Female lobsters carrying eggs are not supposed to be taken during mini season, but every year some dolt is caught with a lobster carrying the distinctive gray sacs, promise of the birth of a new generation.
It's a huge industry in islands populated by no grumpy farmers. Restaurants sell lobster, tourists eager to join the recherché ranks of the well-to-do order them by the barrow load and so much money changes hands. I bought live lobster tortured on ice in a fishmonger's once and released them back into the wild. I hope they lived. When we were sailing the relatively unfished waters of Central America we would return from snorkeling expeditions and tell our fellow sailors turned hunters we saw no lobster over there. I hope they lived too. But it's a brutal world and we all have our place in the chain.
I understand the need for commercial lobstering, a solid livelihood for people willing to undertake hard labor, make good money without an advanced education, and to be their own bosses. But the amateur hunt every year, sanctioned only by the Chambers of Commerce, the trade union of shopkeepers, must have run its course.
People ask me why I don't go fishing, ironically living in one of the best places in America in which to chase fish. Because I say, I don't like to pit my wits against fish and lose the struggle. In my life I have shot and killed things, suffocated fish and seen commercial slaughterhouses and eaten pork and chicken that I had previously seen alive. I have tried vegetarianism and contrary to rumor I did not feel well, and nor did anybody else if forced to spend any time in an enclosed space with me.
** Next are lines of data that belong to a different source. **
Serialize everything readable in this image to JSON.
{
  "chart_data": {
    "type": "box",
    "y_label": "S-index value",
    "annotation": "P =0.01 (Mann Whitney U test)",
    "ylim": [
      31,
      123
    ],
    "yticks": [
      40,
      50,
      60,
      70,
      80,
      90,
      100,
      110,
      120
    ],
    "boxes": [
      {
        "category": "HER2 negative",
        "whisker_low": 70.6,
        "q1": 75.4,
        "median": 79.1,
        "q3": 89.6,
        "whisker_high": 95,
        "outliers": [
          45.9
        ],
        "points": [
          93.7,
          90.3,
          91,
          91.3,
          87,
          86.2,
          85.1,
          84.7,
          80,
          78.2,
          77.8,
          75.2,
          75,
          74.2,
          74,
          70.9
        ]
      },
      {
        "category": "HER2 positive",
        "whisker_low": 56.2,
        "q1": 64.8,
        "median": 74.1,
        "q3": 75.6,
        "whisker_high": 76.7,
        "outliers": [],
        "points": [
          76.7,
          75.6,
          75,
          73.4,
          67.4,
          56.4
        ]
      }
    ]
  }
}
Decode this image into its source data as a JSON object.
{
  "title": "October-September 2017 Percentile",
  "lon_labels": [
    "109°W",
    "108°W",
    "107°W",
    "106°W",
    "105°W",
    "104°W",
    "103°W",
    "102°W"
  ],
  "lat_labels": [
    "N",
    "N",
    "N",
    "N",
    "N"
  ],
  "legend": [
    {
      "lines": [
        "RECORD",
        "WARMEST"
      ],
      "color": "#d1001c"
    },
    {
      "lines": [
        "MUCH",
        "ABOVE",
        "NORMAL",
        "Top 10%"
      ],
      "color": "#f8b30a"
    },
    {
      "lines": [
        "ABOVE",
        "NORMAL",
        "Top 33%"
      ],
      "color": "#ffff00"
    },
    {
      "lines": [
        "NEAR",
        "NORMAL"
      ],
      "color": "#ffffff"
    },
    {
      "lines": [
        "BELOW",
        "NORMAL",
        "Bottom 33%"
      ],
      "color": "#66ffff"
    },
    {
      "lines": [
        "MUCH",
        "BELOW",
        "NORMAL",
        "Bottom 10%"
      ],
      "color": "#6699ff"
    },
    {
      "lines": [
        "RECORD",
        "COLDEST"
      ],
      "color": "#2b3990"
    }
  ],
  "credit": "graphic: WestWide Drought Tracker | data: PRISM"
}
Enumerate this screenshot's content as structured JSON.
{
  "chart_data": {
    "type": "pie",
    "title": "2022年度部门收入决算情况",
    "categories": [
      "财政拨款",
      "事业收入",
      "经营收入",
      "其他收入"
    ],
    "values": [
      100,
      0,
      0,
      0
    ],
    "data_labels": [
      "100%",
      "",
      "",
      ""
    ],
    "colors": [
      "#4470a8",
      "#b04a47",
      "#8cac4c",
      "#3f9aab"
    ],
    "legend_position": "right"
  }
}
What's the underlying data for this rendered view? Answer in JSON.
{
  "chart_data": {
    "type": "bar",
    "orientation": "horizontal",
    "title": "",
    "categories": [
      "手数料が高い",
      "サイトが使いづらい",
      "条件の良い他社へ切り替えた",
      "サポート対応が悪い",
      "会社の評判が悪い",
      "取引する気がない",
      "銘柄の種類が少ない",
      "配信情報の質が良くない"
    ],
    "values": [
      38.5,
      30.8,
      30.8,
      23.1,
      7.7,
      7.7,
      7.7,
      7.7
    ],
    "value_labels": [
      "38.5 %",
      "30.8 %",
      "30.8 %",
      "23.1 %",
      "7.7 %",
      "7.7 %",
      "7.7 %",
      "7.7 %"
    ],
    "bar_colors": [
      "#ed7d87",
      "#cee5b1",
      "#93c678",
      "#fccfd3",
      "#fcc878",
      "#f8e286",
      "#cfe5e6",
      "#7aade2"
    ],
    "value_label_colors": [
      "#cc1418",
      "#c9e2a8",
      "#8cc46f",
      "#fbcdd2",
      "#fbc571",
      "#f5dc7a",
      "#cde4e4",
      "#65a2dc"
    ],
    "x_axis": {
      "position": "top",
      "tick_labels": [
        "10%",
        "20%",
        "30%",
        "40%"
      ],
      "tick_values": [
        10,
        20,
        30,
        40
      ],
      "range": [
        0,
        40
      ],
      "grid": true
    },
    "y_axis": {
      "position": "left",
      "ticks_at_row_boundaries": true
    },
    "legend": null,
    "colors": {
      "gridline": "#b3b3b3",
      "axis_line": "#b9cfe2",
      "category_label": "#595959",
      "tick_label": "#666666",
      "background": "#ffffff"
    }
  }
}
I eat meat but I prefer at this stage not to hunt and kill and disembowel it.
In the end I prefer to pay someone who depends on hunting and gathering for a living to get me my fish, and to use my boat or my friends' boats for recreation, ie exploring or finding swimming holes.
And then I think of ice fishing, sitting, for fun, on frozen water dangling a line through a hole in the ice in freezing temperatures. That's when I remember that people who fish are irrational, mad even, and denying them the chance to chase lobster once a year might have harmful consequences. Never argue with a madman especially one armed with a tickle stick, a net and a mad suburban gleam of bloodlust in his eye.